Peggy Nash Wants to be Your First NDP Prime Minister

NDP finance critic throws her hat in the ring for party leadership, but is setting her sights even higher.

Peggy Nash launches her bid for NDP leadership. On the platform behind her, from left to right, Councillor Sarah Doucette (Ward 13, Parkdale-High Park), Cheri DiNovo (MPP Parkdale-High Park), Councillor Gord Perks (Ward 14, Parkdale-High Park), and Mike Sullivan (MP York South-Weston) look on.

As widely expected, Peggy Nash, the NDP’s finance critic and MP for Parkdale-High Park, took to the floor of the Gladstone Hotel yesterday morning and entered the race to succeed Jack Layton as leader of the federal NDP. And Nash came out swinging: yes, she will need to win party members’ support in the NDP’s leadership vote next March, but that’s only part of what she’s after. On top of that, as she told the gathered crowd of supporters and media, Nash wants your vote to replace Stephen Harper as the prime minister.

After teasing the announcement with introductions by three successive speakers, Nash wasted no time upon taking the spotlight. “I’m entering the race because I believe the next prime minister of Canada must be able to do two key things. First, she’s going to have to make sure that our economy works to the benefit of all Canadians, not just the few at the top. But secondly, in order to do that, she’s going to have to be able to keep the Canadian economy stable and make it stronger,” said Nash, interrupted by a solid 20 seconds of thunderous applause at the first “she.”

As she went on, unveiling the outlines of her current leadership bid, Nash’s real focus was on laying the foundations of an NDP campaign to take 24 Sussex Drive. At the heart of that effort, and using her position as finance critic to its full advantage, Nash set out on an attack on Conservative fiscal policy and the perception of fiscal responsibility from which they have traditionally benefited. Hoping also to overcome views of the NDP as naïve on economic issues, Nash strove to present the party as “the party that understands the value of a dollar.”

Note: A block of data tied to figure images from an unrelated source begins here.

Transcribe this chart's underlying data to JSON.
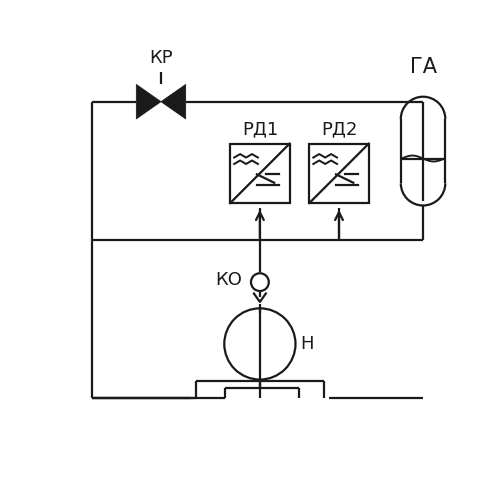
{
  "bg_color": "#ffffff",
  "line_color": "#1a1a1a",
  "line_width": 1.6,
  "labels": {
    "KR": "КР",
    "RD1": "РД1",
    "RD2": "РД2",
    "GA": "ГА",
    "KO": "КО",
    "N": "Н"
  },
  "label_fontsize": 12,
  "label_fontfamily": "DejaVu Sans"
}
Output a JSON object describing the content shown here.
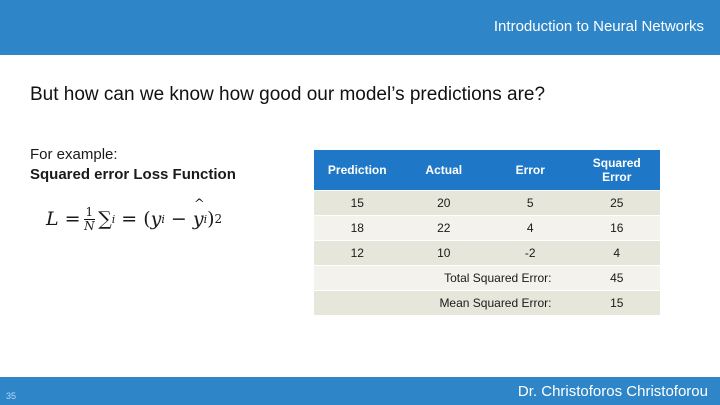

Her tight, 20-minute speech focused on the message that the Harper government is, in fact, weak on the economy at a critical time. Repeatedly accusing Conservatives of fiscal mismanagement, she scolded the Conservative majority for overspending on “megaprisons,” granting tax credits for corporations without adequately ensuring job creation, and taking weak stances on environmental protection and urban infrastructure.

“Our cities are our great economic engine, and it makes no sense to starve them of funding for essential services like public transit,” she told the crowd, to loud cheers. “These are bad fiscal policies, and this is weak leadership.”

Touting her “private sector” experience as a labour representative negotiating with major corporations, Nash bragged, “I know my way around a contract, and I know my way around a budget.” Consistently, her bottom line was that the NDP can manage the economy, build investment and jobs, and work with business to create wealth.

Moving back and forth between the Occupy Toronto and Wall Street protests and concerns about industry and economic growth, Nash’s vision for the NDP’s future is very much one of a big-tent party, but she was clearly working hard to keep the party’s core values prominent within its broader appeal. It won’t be easy to stake out the common ground between the 99 per cent movement and budget-minded voters who have traditionally sided with either the Conservatives or Liberals, but that is precisely the territory Nash is fighting for. Not that long-time NDP projects have fallen by the wayside: she also spoke about reducing tuition fees for post-secondary education, strengthening job security and labour unions, and investing in childcare and affordable housing.

One thing was clear in Nash’s address, remarks from her fellow NDP members and labour advocates, and from the crowd as a whole. The spirit in the room was not one of simply freezing the NDP where Jack Layton left it, but building on the huge victories he achieved in the last election and developing the party into a major contender for the highest levels of power. Nash paused at the end of her address to pay tribute to Layton, and then went on to urge her audience “to harness this great swelling of optimism and energy, this appetite for reform, and work together in common cause, to move our country forward.”

Nash’s pronounced emphasis on fiscal stability is an overture to the large chunk of skeptical but still left-leaning voters Nash wants to prove she can bring over to the NDP. But making a concerted effort to bring these voters over to NDP causes would represent a considerable change in the party as its massive electoral gains offer it the chance for ongoing, major political power—and the compromises that come with it.